Quaternionic Approach of Canal Surfaces Constructed by Some New Ideas

Abstract

A canal surface is a surface constructed as the envelope of a family of spheres with the parametric (non constant radii) radii r(s) and a space curve $${\alpha (s)}$$ called its center. If the radii of the generating spheres are constant r then the canal surface is called tubular surface such as right circular cylinder, torus, right circular cone, surface of revolution. The quaternions are number systems generalized by the complex numbers.

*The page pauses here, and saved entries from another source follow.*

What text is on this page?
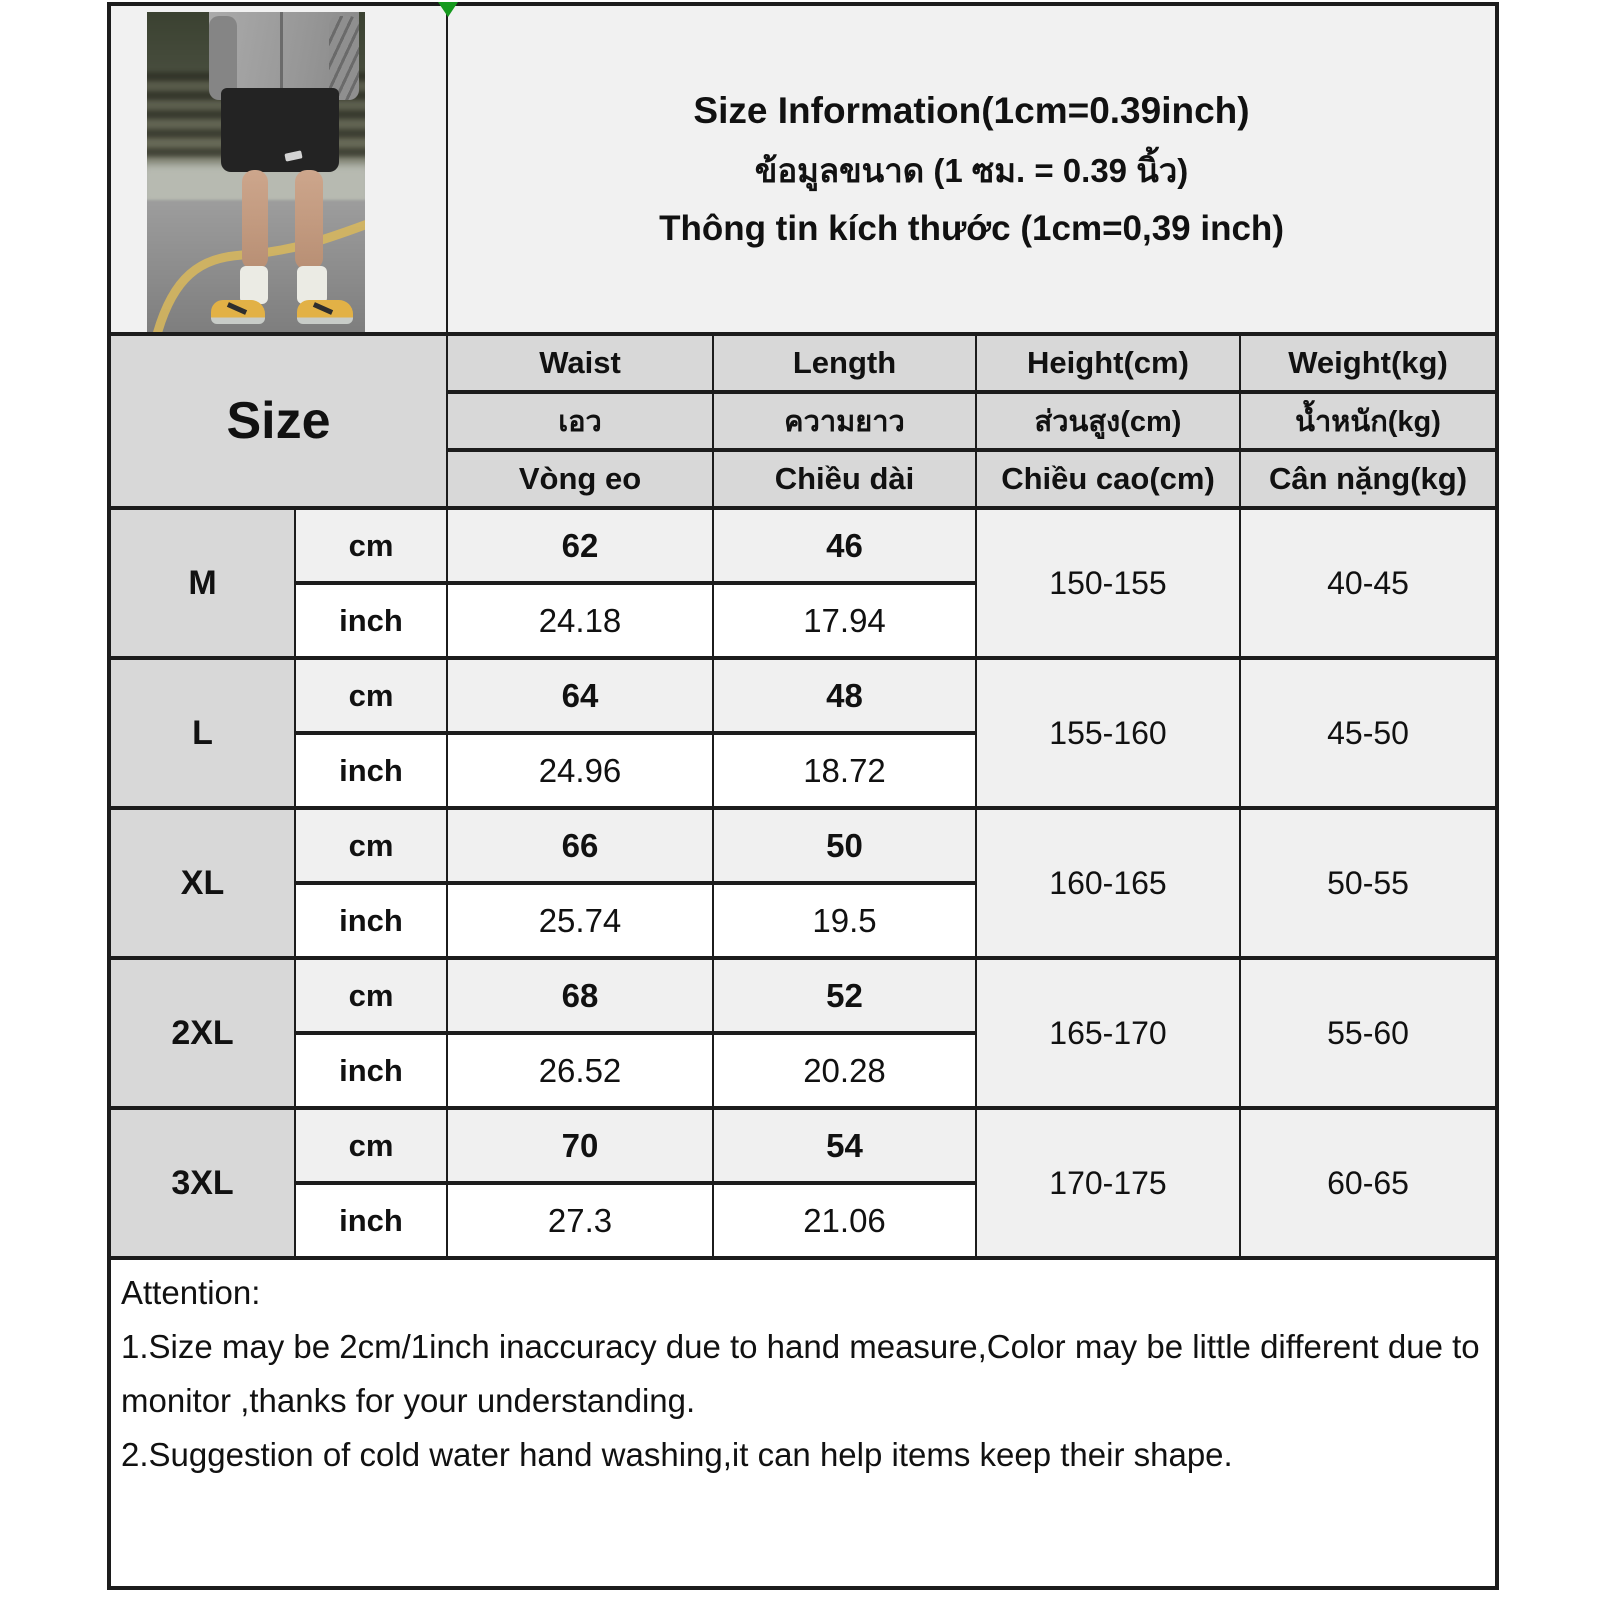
Size Information(1cm=0.39inch)
ข้อมูลขนาด (1 ซม. = 0.39 นิ้ว)
Thông tin kích thước (1cm=0,39 inch)			

Size		Waist	Length	Height(cm)	Weight(kg)
		เอว	ความยาว	ส่วนสูง(cm)	น้ำหนัก(kg)
		Vòng eo	Chiều dài	Chiều cao(cm)	Cân nặng(kg)
M	cm	62	46	150-155	40-45
	inch	24.18	17.94		
L	cm	64	48	155-160	45-50
	inch	24.96	18.72		
XL	cm	66	50	160-165	50-55
	inch	25.74	19.5		
2XL	cm	68	52	165-170	55-60
	inch	26.52	20.28		
3XL	cm	70	54	170-175	60-65
	inch	27.3	21.06		

Attention:
1.Size may be 2cm/1inch inaccuracy due to hand measure,Color may be little different due to monitor ,thanks for your understanding.
2.Suggestion of cold water hand washing,it can help items keep their shape.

Irish mathematician Hamilton (Lond Edinb Dublin Philos Mag J Sci 25(3):489–495, 1844) discovered them in 1843 and applied to mechanics in three-dimensional space. Many laws of curves and surfaces in differential geometry used quaternions such as quaternionic helices (Coken and Tuna in Appl Math Comput 155:373–389, 2004; Gok et al. in Appl Clifford Algebras 21:707–719, 2011; Kahraman et al. in Appl Math Comput 218:6391–6400, 2012) and canal surfaces (Aslan and Yayli in Adv Appl Clifford Algebras, 2015; Babaarslan and Yayli in ISRN Geom 2012:Article ID 126358, p 8, 2012). This paper has two purposes. The first purpose is to form canal surfaces whose centers are spherical indicatrices of a spatial curve with a new idea in terms of alternative moving frame $${\{N,C,W\}}$$ The second purpose is to obtain canal surfaces by using the quaternion product and matrix representation. Moreover, we give some related examples with their figures.